| Pre-programmed economic efficiency: Resource planning down to the tiniest detail. |
Turning waste into a resource – MVV Umwelt's core competency
The waste volumes used mostly involve municipal waste, commercial and industrial waste and waste timber. Alongside these, we also manufacture refuse-derived fuels (RDF) for our customers. We organise the transport of the waste by road and rail. Our resource managers have access to our treatment plants and to around 1.4 million tonnes of incineration capacity a year. Our power plant capacities and storage possibilities enable reliable and economical waste treatment to be secured in the long term for public sector waste management companies and commercial partners.
Resource management as a key factor for the future
Our resource management team works to meet individual customer requirements based on the different types of waste that are treated. Its key task involves covering plant capacities with the optimal types of fuel. These involve household and commercial waste of all kinds, as well as refuse-derived fuels (RDF), such as mixtures of paper, plastics, timber and packaging residues.
Key parameters in this respect are calorific values, qualities and economic terms. Multimodal delivery possibilities also play a special role and include delivering and unloading waste by rail for larger customers.
Its main target group involves local government and commercial waste management companies. The resource management team is also responsible for the targeted marketing of plant output products - various types of slag, filter dusts and recyclable materials resulting from the mechanical treatment of commercial waste.

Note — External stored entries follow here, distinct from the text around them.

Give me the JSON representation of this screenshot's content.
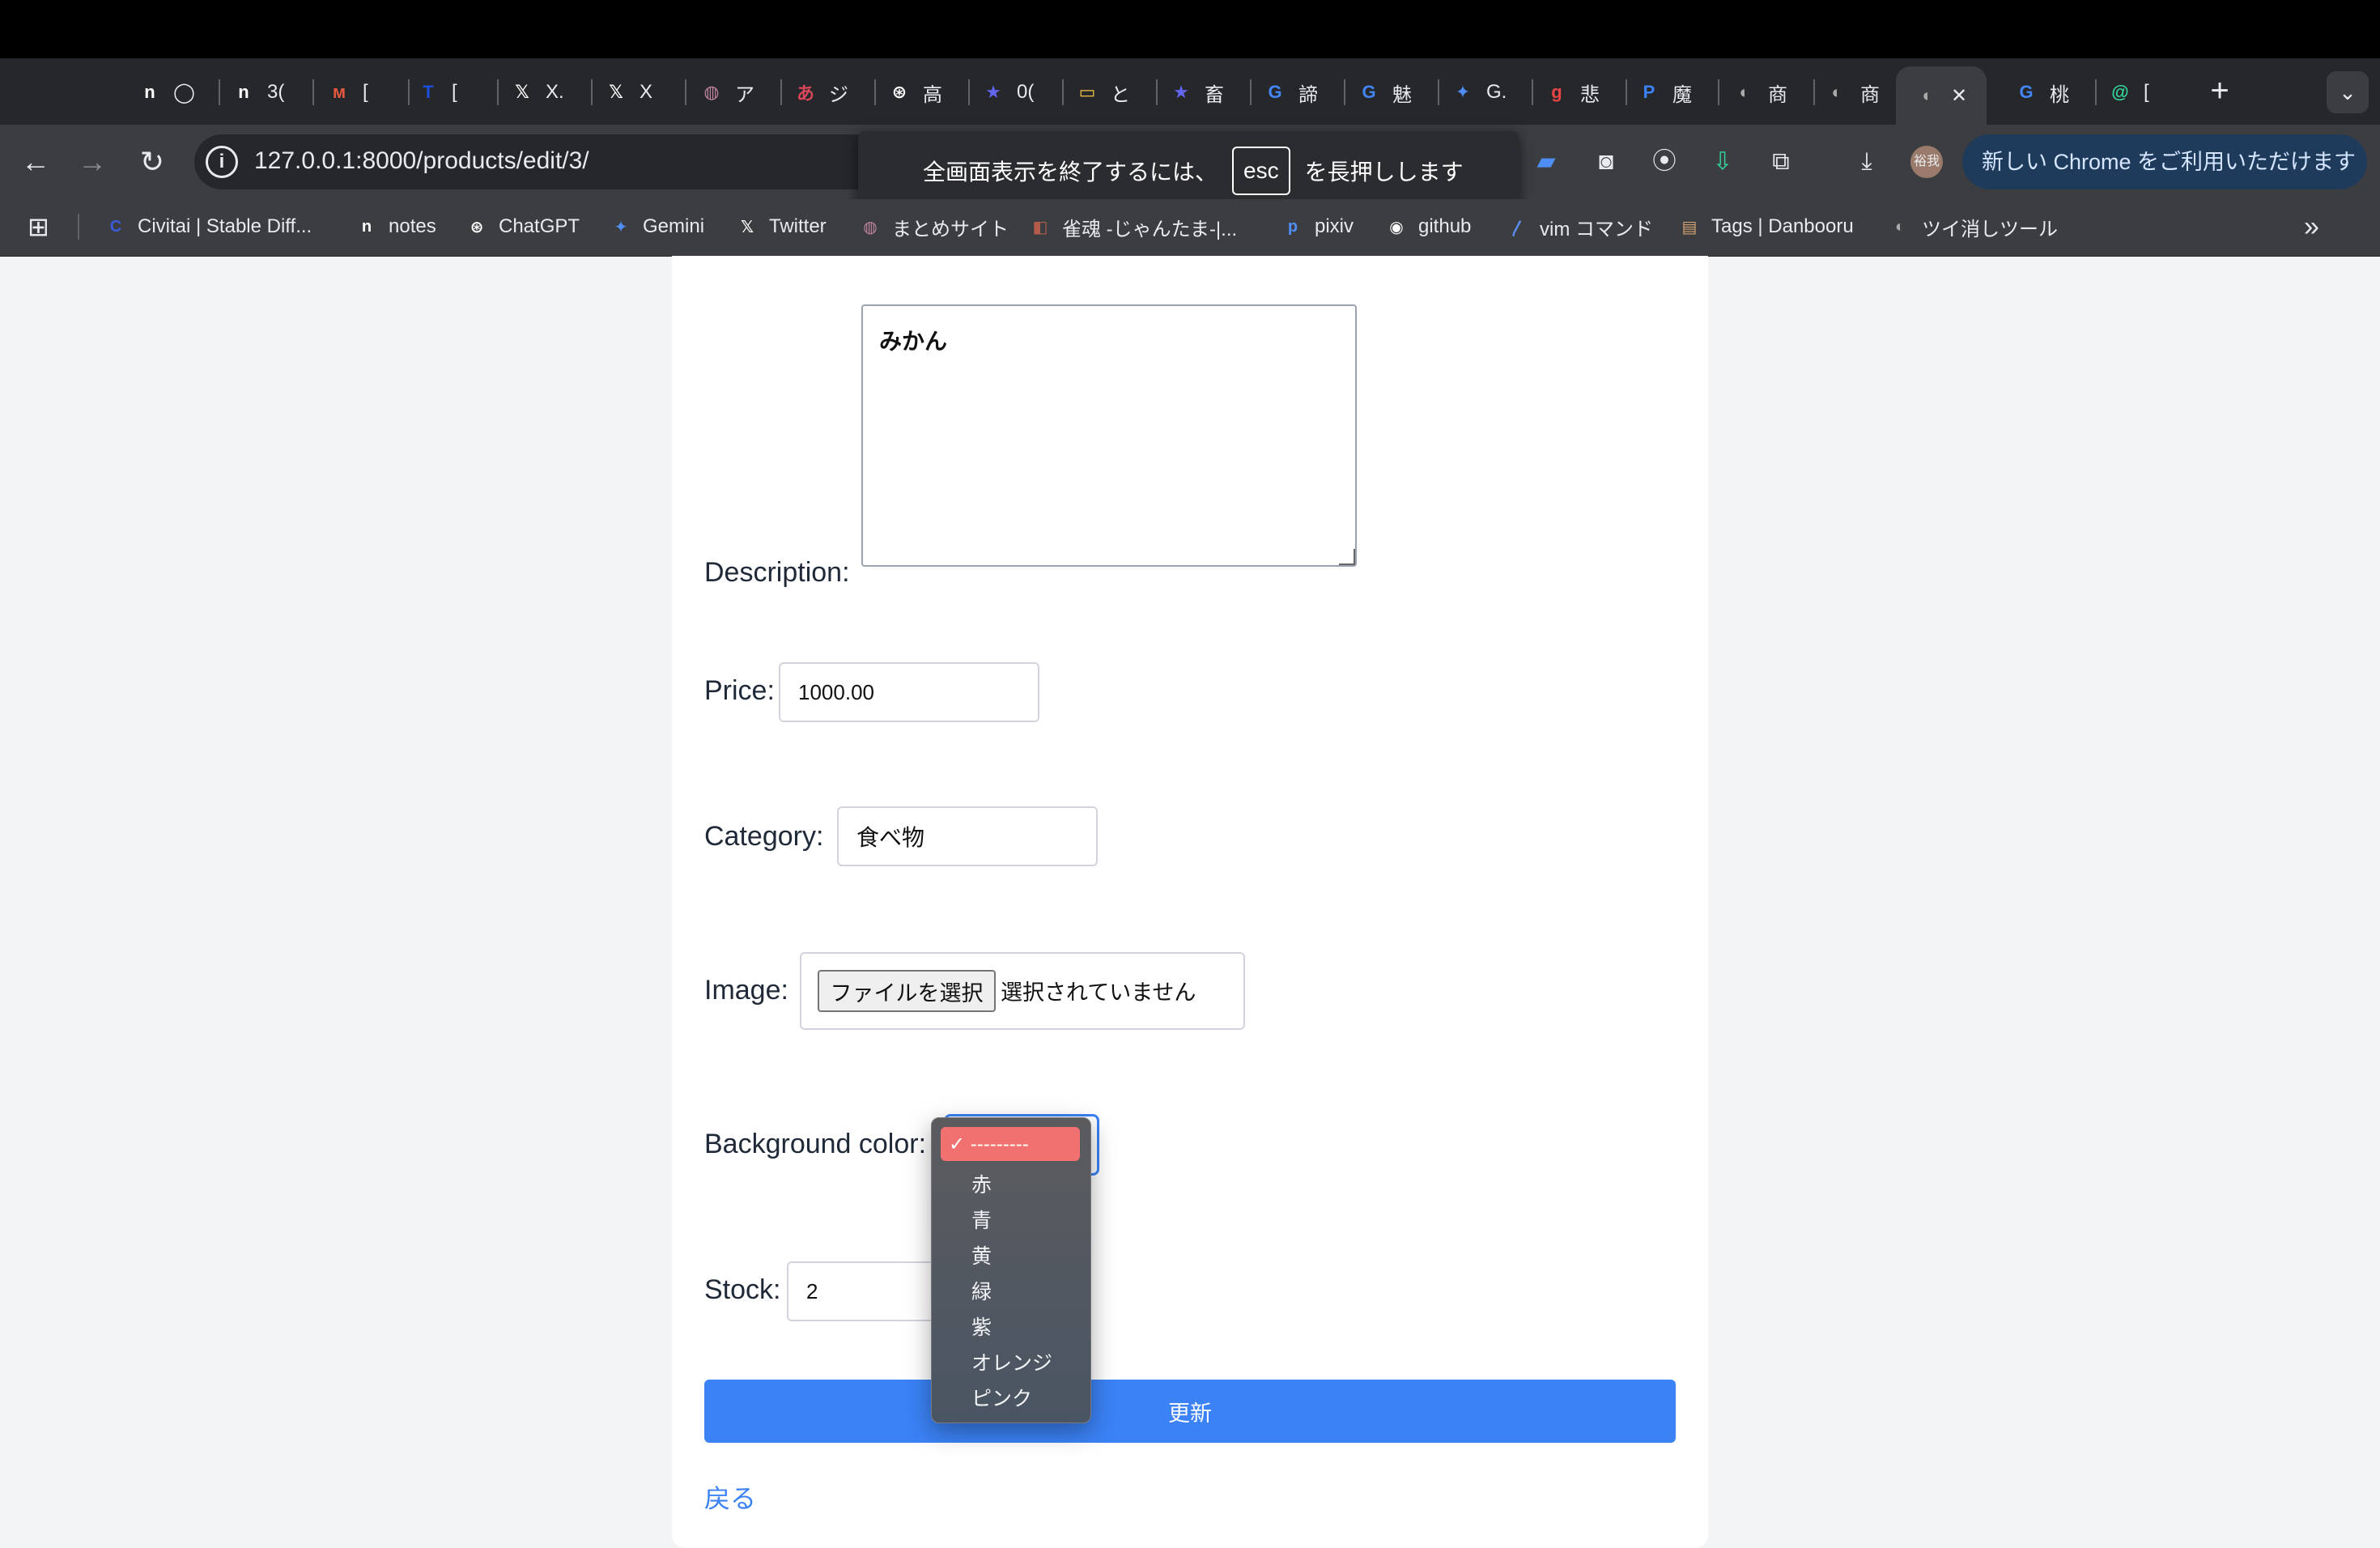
{
  "browser": {
    "tabs": [
      {
        "icon": "n",
        "label": "◯"
      },
      {
        "icon": "n",
        "label": "3("
      },
      {
        "icon": "ᴍ",
        "label": "["
      },
      {
        "icon": "T",
        "label": "["
      },
      {
        "icon": "𝕏",
        "label": "X."
      },
      {
        "icon": "𝕏",
        "label": "X"
      },
      {
        "icon": "◍",
        "label": "ア"
      },
      {
        "icon": "あ",
        "label": "ジ"
      },
      {
        "icon": "⊛",
        "label": "高"
      },
      {
        "icon": "★",
        "label": "0("
      },
      {
        "icon": "▭",
        "label": "と"
      },
      {
        "icon": "★",
        "label": "畜"
      },
      {
        "icon": "G",
        "label": "諦"
      },
      {
        "icon": "G",
        "label": "魅"
      },
      {
        "icon": "✦",
        "label": "G."
      },
      {
        "icon": "g",
        "label": "悲"
      },
      {
        "icon": "P",
        "label": "魔"
      },
      {
        "icon": "◐",
        "label": "商"
      },
      {
        "icon": "◐",
        "label": "商"
      },
      {
        "icon": "◐",
        "label": "✕"
      },
      {
        "icon": "G",
        "label": "桃"
      },
      {
        "icon": "@",
        "label": "["
      }
    ],
    "new_tab": "+",
    "tab_menu": "⌄",
    "url": "127.0.0.1:8000/products/edit/3/",
    "update_pill": "新しい Chrome をご利用いただけます  ⋮",
    "toast": {
      "before": "全画面表示を終了するには、",
      "key": "esc",
      "after": "を長押しします"
    },
    "bookmarks": [
      {
        "icon": "C",
        "label": "Civitai | Stable Diff..."
      },
      {
        "icon": "n",
        "label": "notes"
      },
      {
        "icon": "⊛",
        "label": "ChatGPT"
      },
      {
        "icon": "✦",
        "label": "Gemini"
      },
      {
        "icon": "𝕏",
        "label": "Twitter"
      },
      {
        "icon": "◍",
        "label": "まとめサイト"
      },
      {
        "icon": "◧",
        "label": "雀魂 -じゃんたま-|..."
      },
      {
        "icon": "p",
        "label": "pixiv"
      },
      {
        "icon": "◉",
        "label": "github"
      },
      {
        "icon": "〳",
        "label": "vim コマンド"
      },
      {
        "icon": "▤",
        "label": "Tags | Danbooru"
      },
      {
        "icon": "◐",
        "label": "ツイ消しツール"
      }
    ],
    "bookmarks_more": "»"
  },
  "form": {
    "description_label": "Description:",
    "description_value": "みかん",
    "price_label": "Price:",
    "price_value": "1000.00",
    "category_label": "Category:",
    "category_value": "食べ物",
    "image_label": "Image:",
    "file_button": "ファイルを選択",
    "file_status": "選択されていません",
    "bgcolor_label": "Background color:",
    "bgcolor_selected": "✓ ---------",
    "bgcolor_options": [
      "赤",
      "青",
      "黄",
      "緑",
      "紫",
      "オレンジ",
      "ピンク"
    ],
    "stock_label": "Stock:",
    "stock_value": "2",
    "submit_label": "更新",
    "back_label": "戻る"
  }
}
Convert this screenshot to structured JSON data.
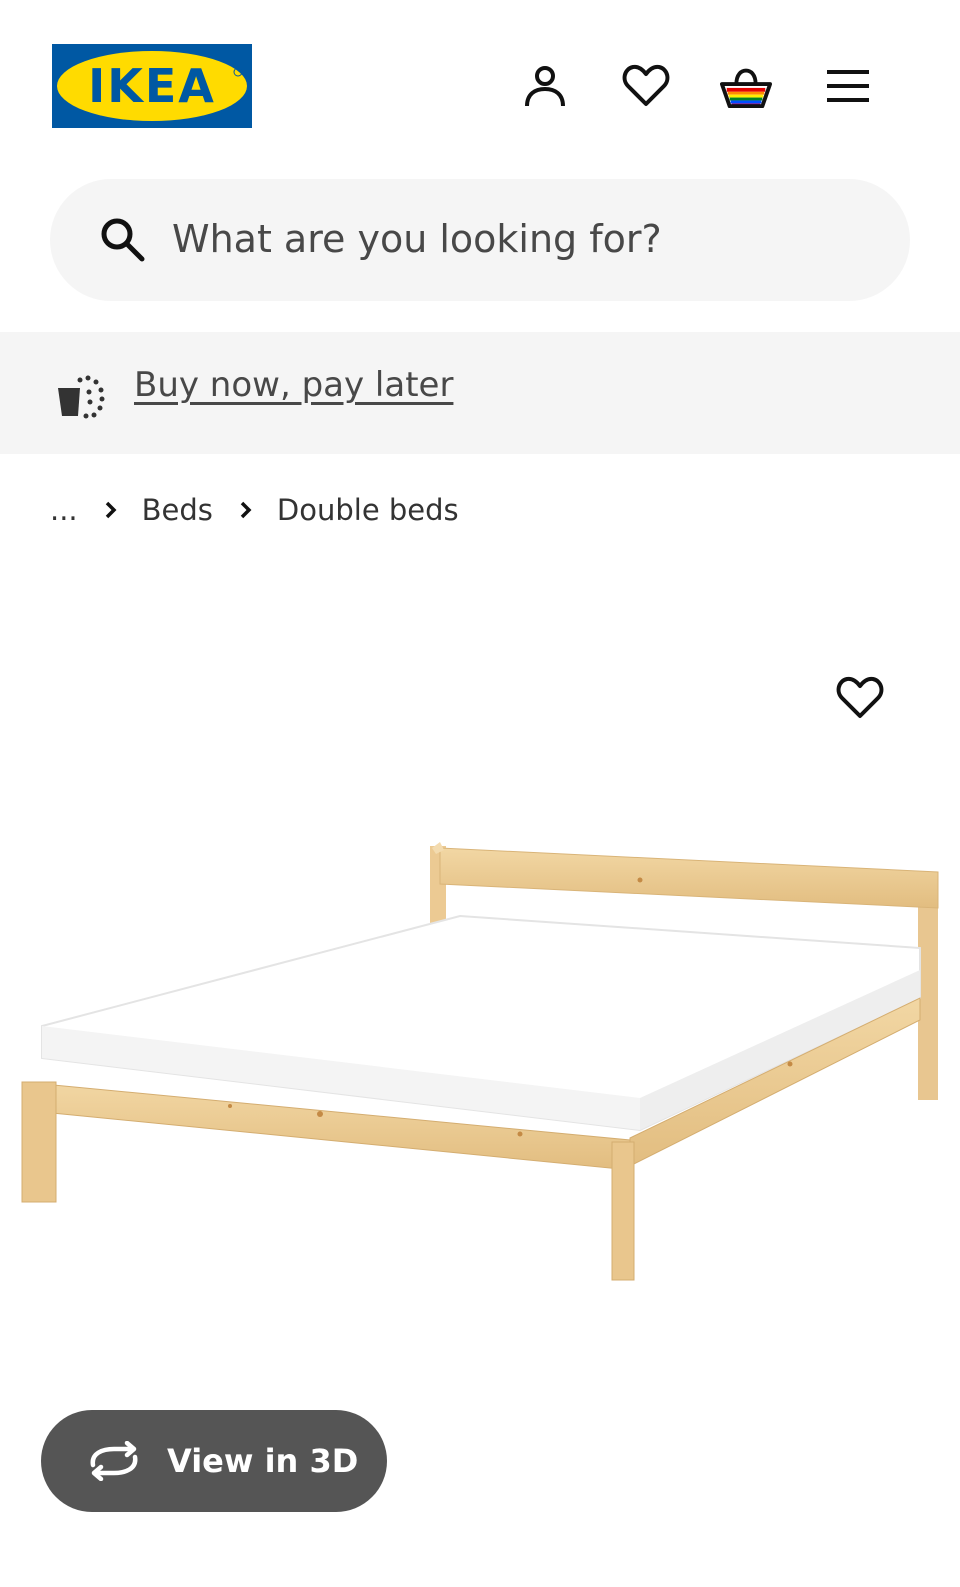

These are put to new use in a wide variety of industrial sectors.
Waste and non-recyclable timber
Our biomass power plants mostly work with waste timber and non-recyclable timber. The German waste timber market includes around 10 million tonnes of wood used for energy generation purposes every year. Of this total, the plants we operate use just under 390,000 tonnes a year of waste timber and non-recyclable timber, converting this into environmentally-friendly electricity.
Our locations in Mannheim, Königs Wusterhausen and Flörsheim-Wicker have superb links to the transport infrastructure. This is a particularly important factor, as the transport of waste timber only makes economic sense up to a certain distance. Most waste timber incinerated therefore comes from the areas surrounding the power plant locations.
A second life for residues
Incineration of the waste reduces the volume of residual waste to around 10 percent. At modern energy from waste plants, such as those in Mannheim and Leuna, this means that most of the residue material can be used. Non-combustible waste components fall out in the form of slag. This is then treated following a brief period of interim storage. The slag thereby generated can be reused as a material in road construction and landscaping. The metals extracted from the slag serve as valuable raw materials in the iron and steel industries.